Und wer kennt das nicht, was nun folgte: stundenlanges Suchen, das
Abklappern von Google Suchergebnissen und plötzlich findet man sich
auf Seiten wieder, die sich alle irgendwie ähneln. Ich laß eine
Liste nach der anderen über die angesagtesten Reise Apps; die Apps
die man in 2020 unbedingt fürs Reisen braucht oder die Apps, die
einem das Reisen so wunderbar einfach machen. Was ich suchte war
nicht dabei. Aber es beschlich mich mal wieder das Gefühl, daß alle
entweder voneinander abschreiben oder sich die App Hersteller die
Erwähnung in Blogbeiträgen und Bestlisten etwas kosten lassen. Die
Ergebnisse veranlassten mich dazu, diesen Beitrag zu schreiben. Keine
Angst, Ihr bekommt nicht unsere best off der allertollsten Reise Apps
zu lesen, sondern dies wird eher ein „Früher war vielleicht nicht
alles besser, aber definitiv anders- Beitrag“.
Als ich 2005 in die
große weite Welt auszog, nicht um das Fürchten aber um das Leben
kennenzulernen, führte mich mein Weg nach Neuseeland. Schon damals
gab es mehrere Wege, diesen mutigen Schritt zu gehen.
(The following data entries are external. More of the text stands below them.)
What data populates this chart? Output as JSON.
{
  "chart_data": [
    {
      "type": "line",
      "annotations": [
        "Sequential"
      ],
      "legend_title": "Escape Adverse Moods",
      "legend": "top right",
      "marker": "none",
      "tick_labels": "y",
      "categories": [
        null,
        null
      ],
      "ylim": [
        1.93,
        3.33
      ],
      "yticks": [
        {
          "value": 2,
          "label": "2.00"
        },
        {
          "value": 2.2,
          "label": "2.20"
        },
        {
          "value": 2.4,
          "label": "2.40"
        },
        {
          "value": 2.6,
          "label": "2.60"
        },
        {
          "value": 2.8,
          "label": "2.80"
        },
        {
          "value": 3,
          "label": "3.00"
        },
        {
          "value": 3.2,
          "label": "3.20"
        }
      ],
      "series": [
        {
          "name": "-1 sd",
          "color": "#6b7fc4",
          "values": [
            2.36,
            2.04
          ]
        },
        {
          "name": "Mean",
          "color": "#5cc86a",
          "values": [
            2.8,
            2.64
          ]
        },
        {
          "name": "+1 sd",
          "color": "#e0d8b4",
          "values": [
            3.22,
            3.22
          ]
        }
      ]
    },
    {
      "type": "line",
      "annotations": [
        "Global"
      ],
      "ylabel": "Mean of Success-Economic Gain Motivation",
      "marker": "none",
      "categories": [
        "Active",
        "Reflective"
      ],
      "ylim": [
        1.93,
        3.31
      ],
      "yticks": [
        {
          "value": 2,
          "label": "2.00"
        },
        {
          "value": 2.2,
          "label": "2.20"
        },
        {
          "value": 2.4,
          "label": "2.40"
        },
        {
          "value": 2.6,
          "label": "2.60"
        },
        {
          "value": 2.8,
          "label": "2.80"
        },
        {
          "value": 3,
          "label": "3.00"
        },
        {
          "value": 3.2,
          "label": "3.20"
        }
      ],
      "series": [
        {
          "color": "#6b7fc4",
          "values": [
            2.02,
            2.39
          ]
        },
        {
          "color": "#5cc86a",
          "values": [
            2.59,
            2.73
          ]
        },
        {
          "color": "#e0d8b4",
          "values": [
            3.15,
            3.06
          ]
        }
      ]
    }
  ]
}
Entweder im
Sorglos Paket, das viele Eltern sich und ihren Kindern gern schnürten
indem eine Organisation für viel Geld einen Flug für den Nachwuchs
buchte, seelischen Beistand für die ersten Wochen versprach und sich
auf die Fahnen schrieb, bei allem Organisatorischem unter die Arme zu
greifen (Eröffnung Bankkonto, Jobsuche, Wohnungssuche etc). Andere,
so wie ich, buchten sich allein übers Internet ein Backpackerhostel
für die ersten paar Nächte und flog einfach runter und ließ sich
überraschen. Damals half noch kein Booking.com oder airbnb bei der
Suche nach einem Bett, das erledigte man alles irgendwie selbst.
Als ich in Auckland
eintraf, rannte nicht jeder mit einem Smartphone vor dem Gesicht
durch die Stadt, um den Shuttle in die Stadt oder ein Taxi zu finden
und man fand das Backpackerhostel auch ohne google maps. Ich muß
gestehen, ich hatte mir eine kleine Skizze und Wegbeschreibung vorher
ausgedruckt und führte es auf Papier mit mir rum, Greta würde mich
heute dafür schimpfen. Aber damals machte sie vermutlich noch in die
Windeln, hat also nicht das Recht, ihre Nase über mich zu rümpfen.
Der auffälligste
Unterschied zu heute war das „online sein“. Gerade die Großstädte
waren gepflastert mit Internetcafes, die auch immer gut gefüllt
waren, egal zu welcher Tages- oder Nachtzeit. Zum einen traf sich
dort die Gaming Community, also Videospieler oder eben Reisende, die
ihre nächsten Schritte planten, mit der Heimat skypten oder, so wie
ich, ihre vorher handgeschriebenen Reiseberichte entweder in Emails
verpackten oder auf einem Blog veröffentlichten. Internetzeit
kostete noch richtig viel Geld und so kam ich immer vorbereitet, um
möglichst viel schaffen zu können. Nebenbei holte man noch die
Fotos von seiner Kamera und speicherte sie entweder auf einer
externer Festplatte oder brannte sie auf CD ROM. Diesen Service boten
zwar auch einige Internetcafes oder Fotoläden an, aber ich nutzte
dies nie. War mir einfach zu teuer.
Die meisten
Backpackerhostel stellten ebenfalls eine handvoll internetfähige
Rechner in ihren Gemeinschaftsräumen zur Verfügung, aber erstens
war dort die Internetzeit noch viel teurer, oft zahlte man für ein
bestimmtes Volumen an MB (nein, keine Gigabite!) und die Rechner
waren meistens besetzt. Die Zeit im Hostel war immer irgendwie
sozial, wenn man sich nicht gerade im Zimmer in seinem Bett verkroch.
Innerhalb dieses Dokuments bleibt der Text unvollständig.